The children who parents have plenty of money can enjoy top-class education and healthcare, easier access to tertiary education and higher-paid jobs with better benefits and projects for promotion.
Inequality is even wider than under apartheid in what is now the most unequal society on earth. This is not what the generation of 1976 died for!
At the heart of all this crisis is a monopoly capitalist system, which runs the economy for the benefit of the rich and powerful, based on the exploitation of the poor consumers and the workers who create the country’s wealth thorough their labour.
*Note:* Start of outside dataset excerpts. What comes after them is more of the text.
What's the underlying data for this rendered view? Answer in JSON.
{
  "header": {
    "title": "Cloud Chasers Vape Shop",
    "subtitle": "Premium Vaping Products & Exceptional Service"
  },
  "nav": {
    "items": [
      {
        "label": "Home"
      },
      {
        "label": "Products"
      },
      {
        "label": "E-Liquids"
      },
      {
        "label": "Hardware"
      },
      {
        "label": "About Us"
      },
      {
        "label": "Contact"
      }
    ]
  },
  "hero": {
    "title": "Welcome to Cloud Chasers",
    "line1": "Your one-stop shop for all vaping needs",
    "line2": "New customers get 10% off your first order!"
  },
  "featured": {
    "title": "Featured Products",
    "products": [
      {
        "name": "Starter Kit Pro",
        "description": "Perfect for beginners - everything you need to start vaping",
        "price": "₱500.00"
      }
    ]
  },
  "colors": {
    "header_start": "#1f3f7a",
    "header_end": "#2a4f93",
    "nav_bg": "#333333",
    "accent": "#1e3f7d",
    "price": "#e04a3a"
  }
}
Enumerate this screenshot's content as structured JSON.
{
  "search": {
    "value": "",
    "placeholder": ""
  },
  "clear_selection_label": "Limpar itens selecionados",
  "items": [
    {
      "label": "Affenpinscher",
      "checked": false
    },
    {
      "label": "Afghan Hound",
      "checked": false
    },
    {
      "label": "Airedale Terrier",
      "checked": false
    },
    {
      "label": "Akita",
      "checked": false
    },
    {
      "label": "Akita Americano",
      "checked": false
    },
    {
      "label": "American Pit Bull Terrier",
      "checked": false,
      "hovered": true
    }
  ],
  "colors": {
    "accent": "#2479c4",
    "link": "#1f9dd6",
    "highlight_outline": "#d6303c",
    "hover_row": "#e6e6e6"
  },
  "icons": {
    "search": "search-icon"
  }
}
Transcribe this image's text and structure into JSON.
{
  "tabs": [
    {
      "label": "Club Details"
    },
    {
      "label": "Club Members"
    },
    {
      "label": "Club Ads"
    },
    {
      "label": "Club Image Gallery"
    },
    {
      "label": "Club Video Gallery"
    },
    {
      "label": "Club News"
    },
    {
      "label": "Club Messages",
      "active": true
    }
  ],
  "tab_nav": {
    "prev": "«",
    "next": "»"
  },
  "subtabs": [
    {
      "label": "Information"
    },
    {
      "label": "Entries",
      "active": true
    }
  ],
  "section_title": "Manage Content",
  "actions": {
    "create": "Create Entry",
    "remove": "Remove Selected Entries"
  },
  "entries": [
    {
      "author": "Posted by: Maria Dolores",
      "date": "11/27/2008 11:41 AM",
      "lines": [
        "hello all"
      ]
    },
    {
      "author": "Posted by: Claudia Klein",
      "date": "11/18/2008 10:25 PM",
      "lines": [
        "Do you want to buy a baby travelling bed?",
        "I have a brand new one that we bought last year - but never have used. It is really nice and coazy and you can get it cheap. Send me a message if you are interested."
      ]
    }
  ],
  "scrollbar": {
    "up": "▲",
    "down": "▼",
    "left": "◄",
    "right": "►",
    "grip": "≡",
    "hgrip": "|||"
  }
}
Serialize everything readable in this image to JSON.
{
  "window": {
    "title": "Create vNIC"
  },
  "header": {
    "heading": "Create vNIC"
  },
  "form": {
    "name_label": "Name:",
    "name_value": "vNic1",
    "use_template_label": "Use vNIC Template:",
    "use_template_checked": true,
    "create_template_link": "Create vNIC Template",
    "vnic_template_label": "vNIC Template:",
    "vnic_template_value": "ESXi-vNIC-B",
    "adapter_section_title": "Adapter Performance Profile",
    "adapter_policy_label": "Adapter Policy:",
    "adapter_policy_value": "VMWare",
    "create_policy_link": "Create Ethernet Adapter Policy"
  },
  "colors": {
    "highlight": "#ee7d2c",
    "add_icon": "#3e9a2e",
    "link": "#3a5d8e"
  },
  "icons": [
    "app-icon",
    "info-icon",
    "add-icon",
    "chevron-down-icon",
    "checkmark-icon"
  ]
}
SAFTU is campaigning for a fundamental transformation of the economy into one that was envisaged by the Freedom Charter - a country in which “the national wealth of our country, the heritage of South Africans, shall be restored to the people; the mineral wealth beneath the soil, the Banks and monopoly industry shall be transferred to the ownership of the people as a whole; and all other industry and trade shall be controlled to assist the wellbeing of the people.”
That is the only way to start to transform our society and the best tribute to the Soweto martyrs.
To this end, the federation is calling on all formations of the working class to attend a Working-Class Summit on 21-22 July to unite civil society formations, including those representing the youth, employed and unemployed workers, those in the informal sector and in more secure work, the students and the landless, the homeless and those fighting against the water crisis and the scourge of violence against women and children, into a struggle for a truly free, democratic and equal society.